Abstracts

Rationale:
Bottom-of-sulcus dysplasia (BOSD) is an important cause of intractable epilepsy, characterised by a highly localised dysplastic lesion. Increasing evidence from other focal epilepsies suggests that focal lesions are associated with widespread disruption of large-scale brain networks; however, it remains unclear if BOSD is similarly characterised by network abnormalities. By applying a technique known as fixel-based analysis (where the term ‘fixel’ refers to a specific population of fibres within a single voxel), we can investigate changes to structural connectivity in specific fibre tracts. In this study, we investigate whether BOSD patients exhibit structural abnormality in their brain networks.
Method:
Whole-brain fixel-based analysis of diffusion MRI data was performed to identify specific white matter tracts that exhibit reductions in fibre density and cross-section (FDC) in BOSD patients (n = 21) when compared to healthy age- and sex-matched control participants (n = 42). Exploratory post-hoc analyses were performed on the affected tracts, by extracting mean FDC from BOSD patients, and investigating relationships with clinical disease features. The relationship between FDC with seizure frequency and disease duration were explored in the select tracts-of-interest.
Results:
BOSD patients exhibited widespread structural connectivity reductions to white matter fibre tracts, including the bilateral corticospinal, corticothalamic, and cerebellothalamic tracts, superior longitudinal fasciculi, the forceps major, and body of the corpus callosum (Figure 1). Fibre tract density and cross-sectional reductions were observed bilaterally, which persisted even after aligning the epileptic side in all cases.
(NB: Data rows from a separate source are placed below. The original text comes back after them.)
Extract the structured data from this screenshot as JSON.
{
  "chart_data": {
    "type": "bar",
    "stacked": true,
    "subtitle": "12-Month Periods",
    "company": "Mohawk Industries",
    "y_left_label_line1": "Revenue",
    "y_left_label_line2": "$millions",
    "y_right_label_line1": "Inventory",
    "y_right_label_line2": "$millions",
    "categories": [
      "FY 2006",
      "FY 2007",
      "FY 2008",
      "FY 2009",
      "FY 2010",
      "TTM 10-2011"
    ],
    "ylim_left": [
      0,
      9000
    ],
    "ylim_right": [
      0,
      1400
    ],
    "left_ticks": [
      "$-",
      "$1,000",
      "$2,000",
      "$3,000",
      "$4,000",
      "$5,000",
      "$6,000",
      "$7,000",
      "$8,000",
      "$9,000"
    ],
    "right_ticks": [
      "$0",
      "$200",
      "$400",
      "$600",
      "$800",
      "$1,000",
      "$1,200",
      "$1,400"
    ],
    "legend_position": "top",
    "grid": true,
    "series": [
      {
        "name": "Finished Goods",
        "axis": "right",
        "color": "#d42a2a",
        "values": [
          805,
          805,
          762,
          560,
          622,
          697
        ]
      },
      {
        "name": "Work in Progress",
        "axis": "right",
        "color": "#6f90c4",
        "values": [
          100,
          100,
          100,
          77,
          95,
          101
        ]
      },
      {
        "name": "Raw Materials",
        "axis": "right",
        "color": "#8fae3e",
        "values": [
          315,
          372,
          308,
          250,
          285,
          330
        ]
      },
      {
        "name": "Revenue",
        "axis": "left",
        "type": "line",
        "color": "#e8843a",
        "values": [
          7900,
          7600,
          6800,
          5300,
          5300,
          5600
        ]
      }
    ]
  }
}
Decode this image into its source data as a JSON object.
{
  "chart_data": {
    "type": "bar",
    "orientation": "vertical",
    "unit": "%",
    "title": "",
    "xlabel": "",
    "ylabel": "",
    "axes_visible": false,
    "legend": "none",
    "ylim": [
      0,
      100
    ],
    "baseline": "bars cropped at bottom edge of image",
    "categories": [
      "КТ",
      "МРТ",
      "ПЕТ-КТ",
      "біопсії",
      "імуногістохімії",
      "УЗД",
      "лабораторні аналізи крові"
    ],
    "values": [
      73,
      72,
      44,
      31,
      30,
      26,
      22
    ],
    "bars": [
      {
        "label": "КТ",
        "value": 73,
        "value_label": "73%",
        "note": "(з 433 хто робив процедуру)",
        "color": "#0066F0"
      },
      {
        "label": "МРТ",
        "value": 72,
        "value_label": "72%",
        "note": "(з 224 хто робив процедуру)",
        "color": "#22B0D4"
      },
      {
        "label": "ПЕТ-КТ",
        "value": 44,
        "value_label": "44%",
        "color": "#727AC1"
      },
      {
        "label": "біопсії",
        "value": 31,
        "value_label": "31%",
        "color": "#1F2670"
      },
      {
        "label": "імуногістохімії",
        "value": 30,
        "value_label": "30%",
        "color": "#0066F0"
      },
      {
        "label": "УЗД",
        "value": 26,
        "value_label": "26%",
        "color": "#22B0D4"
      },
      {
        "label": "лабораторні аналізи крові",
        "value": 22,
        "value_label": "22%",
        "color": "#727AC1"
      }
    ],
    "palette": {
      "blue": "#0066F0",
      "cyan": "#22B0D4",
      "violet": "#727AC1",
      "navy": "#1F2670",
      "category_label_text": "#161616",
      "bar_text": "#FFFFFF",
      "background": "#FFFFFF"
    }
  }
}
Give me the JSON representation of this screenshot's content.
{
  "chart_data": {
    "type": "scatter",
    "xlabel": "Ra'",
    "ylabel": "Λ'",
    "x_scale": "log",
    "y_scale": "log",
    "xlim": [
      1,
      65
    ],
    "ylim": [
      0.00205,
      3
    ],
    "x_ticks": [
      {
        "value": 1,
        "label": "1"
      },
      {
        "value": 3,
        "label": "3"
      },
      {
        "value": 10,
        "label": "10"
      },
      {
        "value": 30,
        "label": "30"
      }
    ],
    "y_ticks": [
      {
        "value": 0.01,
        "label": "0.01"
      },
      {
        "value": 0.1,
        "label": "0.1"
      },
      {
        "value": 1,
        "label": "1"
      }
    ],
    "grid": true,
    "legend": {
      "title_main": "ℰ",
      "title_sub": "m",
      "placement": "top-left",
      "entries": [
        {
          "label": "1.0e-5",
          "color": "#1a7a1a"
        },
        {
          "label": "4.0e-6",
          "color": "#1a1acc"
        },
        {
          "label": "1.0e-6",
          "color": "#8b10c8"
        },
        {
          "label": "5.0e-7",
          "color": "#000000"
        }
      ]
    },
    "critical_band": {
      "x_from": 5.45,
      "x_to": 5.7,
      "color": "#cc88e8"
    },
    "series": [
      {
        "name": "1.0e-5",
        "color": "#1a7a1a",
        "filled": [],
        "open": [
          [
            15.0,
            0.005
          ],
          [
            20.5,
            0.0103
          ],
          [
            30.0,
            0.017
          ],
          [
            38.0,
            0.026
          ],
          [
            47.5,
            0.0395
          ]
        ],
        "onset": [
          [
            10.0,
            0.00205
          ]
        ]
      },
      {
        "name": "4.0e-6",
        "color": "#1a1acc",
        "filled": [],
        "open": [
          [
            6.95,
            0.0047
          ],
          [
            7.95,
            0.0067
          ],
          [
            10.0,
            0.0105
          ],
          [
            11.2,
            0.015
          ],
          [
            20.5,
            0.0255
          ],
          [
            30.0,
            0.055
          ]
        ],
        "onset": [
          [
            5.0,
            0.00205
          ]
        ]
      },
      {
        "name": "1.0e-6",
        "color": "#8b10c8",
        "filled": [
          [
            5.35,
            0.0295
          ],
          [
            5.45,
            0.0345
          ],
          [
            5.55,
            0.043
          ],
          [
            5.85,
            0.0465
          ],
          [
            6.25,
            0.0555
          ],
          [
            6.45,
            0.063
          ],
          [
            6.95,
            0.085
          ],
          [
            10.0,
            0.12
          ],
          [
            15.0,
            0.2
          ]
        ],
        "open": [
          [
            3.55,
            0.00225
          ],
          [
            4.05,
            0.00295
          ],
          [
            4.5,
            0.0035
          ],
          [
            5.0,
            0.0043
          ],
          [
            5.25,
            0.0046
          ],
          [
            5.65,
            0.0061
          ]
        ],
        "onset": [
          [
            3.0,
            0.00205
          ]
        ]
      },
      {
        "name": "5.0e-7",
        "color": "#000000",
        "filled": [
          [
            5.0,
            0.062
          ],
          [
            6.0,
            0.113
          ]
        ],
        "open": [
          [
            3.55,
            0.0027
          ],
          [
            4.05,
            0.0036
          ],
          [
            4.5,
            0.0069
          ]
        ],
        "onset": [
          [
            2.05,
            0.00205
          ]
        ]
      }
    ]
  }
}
Tract FDC in the forceps major exhibited the strongest association with seizure frequency out of all tracts, while the strongest association between tract FDC and disease duration was observed in the corticospinal tracts (Figure 2).
Conclusion:
BOSD patients exhibit common disruption to specific white matter pathways which may reflect selective vulnerability of structural brain networks in BOSD. The results of our post-hoc analyses suggest that disruption to certain fibre tracts (in particular, the forceps major and corticospinal tracts) is likely related to seizure activity, while we speculate that disruption to other tracts may be developmental in origin or related to other causes.
Funding:
:We are grateful to the National Health and Medical Research Council (NHMRC) of Australia for their funding support. This project was supported by a NHMRC grant (Grant number: 1091593).